É curioso também como o amor parece ganhar força na distância. Quando lá estou não passamos dois dias sem discutir, mas pelos menos no conflito existe pertença.
É por isso que quase admiro quem não é próximo do seu seio familiar. Não compreendo, mas quase valorizo esse desapego. Na minha família somos poucos e cada vez menos, mas une-nos o carinho e as turras.
Começo a suspeitar também que o amor se vá, com o tempo, descentralizando. Os meus pais não são tão apegados pelos deles porque distribuem os afetos pelos filhos, o parceiro, amigos, trabalho e passatempos. Eu talvez tenha o meu amor demasiado concentrado. A minha mãe confessou-me ter criado uma barreira emocional para superar as perdas por que passou. Talvez seja esse o segredo. O meu pai, que tantas outras perdas teve, não o faz tão bem. Por muito que se tente esconder na frieza, é capaz de se emocionar com o desabrochar de uma flor.
Talvez seja mais como o meu pai. Sei bem que daqui a meio século, quando eles já cá não estiverem, terei que empoeirar todos estes textos e trancar numa gaveta estas memórias. Se me lembrar disto, sufoco.

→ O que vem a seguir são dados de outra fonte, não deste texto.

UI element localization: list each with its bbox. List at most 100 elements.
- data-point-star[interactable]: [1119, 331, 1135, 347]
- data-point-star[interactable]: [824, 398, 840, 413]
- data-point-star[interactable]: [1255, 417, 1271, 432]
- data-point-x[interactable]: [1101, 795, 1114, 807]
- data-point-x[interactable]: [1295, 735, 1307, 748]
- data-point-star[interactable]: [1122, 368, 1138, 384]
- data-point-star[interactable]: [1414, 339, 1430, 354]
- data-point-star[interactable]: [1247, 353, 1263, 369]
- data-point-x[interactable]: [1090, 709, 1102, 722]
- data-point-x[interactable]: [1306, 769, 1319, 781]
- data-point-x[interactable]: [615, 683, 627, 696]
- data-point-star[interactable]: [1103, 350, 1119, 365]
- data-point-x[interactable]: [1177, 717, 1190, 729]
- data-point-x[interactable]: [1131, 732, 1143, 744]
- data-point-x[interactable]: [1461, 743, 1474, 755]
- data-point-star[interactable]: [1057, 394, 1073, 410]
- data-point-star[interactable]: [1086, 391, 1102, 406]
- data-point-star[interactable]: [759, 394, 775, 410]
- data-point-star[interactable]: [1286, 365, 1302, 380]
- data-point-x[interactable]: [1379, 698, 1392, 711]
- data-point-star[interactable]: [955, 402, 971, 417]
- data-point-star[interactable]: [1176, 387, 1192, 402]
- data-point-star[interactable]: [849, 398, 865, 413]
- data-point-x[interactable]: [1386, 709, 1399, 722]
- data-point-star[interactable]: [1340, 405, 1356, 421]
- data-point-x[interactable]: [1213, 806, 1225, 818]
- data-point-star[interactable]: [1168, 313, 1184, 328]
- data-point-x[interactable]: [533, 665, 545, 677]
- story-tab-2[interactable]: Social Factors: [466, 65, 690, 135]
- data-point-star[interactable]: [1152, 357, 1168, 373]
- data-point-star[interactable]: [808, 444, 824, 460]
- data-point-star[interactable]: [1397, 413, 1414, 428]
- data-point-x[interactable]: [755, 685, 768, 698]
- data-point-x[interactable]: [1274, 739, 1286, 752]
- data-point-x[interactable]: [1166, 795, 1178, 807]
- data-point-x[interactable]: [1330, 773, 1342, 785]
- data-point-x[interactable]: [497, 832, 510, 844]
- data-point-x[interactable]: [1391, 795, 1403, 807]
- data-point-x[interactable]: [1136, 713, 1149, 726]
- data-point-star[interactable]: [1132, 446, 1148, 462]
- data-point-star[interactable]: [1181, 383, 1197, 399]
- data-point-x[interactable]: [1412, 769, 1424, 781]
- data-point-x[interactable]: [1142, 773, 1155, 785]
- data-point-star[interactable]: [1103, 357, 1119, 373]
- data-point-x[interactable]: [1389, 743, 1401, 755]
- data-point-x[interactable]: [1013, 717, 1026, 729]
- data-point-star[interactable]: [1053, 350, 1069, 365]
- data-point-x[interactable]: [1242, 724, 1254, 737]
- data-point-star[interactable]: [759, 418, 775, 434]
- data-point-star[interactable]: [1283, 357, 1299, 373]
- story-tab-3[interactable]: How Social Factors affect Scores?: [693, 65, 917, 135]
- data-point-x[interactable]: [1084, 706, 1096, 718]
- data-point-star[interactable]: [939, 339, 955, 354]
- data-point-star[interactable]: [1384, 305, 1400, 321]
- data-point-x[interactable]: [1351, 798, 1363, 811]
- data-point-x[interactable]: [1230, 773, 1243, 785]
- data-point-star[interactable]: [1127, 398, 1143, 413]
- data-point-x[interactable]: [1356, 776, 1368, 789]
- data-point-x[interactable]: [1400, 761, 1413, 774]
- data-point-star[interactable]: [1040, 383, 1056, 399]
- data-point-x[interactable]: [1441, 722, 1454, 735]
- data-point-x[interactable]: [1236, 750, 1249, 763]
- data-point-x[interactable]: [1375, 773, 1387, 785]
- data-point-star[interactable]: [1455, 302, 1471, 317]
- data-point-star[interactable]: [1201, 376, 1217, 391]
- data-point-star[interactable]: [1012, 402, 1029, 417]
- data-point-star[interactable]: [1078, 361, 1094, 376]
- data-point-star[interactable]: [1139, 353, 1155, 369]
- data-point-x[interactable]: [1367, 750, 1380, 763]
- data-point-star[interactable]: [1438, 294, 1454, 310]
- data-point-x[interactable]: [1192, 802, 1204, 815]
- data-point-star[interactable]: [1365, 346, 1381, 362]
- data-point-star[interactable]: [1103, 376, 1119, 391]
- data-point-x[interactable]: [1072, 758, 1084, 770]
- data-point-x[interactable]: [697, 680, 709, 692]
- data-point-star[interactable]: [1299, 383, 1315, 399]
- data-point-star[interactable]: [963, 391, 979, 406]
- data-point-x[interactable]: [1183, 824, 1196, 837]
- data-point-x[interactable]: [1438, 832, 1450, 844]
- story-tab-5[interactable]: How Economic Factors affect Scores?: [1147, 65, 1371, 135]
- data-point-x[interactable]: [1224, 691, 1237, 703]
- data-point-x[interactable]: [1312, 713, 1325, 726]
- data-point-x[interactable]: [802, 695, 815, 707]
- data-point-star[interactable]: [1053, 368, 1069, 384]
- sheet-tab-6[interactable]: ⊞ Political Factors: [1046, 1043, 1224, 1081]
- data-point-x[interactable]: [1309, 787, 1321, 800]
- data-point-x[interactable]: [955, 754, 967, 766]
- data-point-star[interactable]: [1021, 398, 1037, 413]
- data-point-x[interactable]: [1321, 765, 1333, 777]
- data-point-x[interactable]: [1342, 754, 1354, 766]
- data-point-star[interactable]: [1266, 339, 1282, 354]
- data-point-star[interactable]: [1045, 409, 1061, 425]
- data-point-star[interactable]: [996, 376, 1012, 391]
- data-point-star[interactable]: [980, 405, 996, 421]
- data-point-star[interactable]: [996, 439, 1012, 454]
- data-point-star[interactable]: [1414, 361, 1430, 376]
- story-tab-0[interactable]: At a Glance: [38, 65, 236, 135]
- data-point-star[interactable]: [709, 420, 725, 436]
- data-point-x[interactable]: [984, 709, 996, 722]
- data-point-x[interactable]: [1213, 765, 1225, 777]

A verdade é que por muito que não possa passar a vida a beber do whisky rasco, também não posso passar a vida a comer sobremesa. Os meus pais, a casa, a minha cidade e o conforto são aquela sobremesa doce que só se pode comer de vez em quando. Ali estagnaria sem as asas que em mim vão crescendo, porque ali tenho tudo o que preciso.
A sobremesa vem depois do prato principal, por isso agora está na altura de voltar à caça. Assim, vendo-os de novo, levo-lhes uma merenda farta.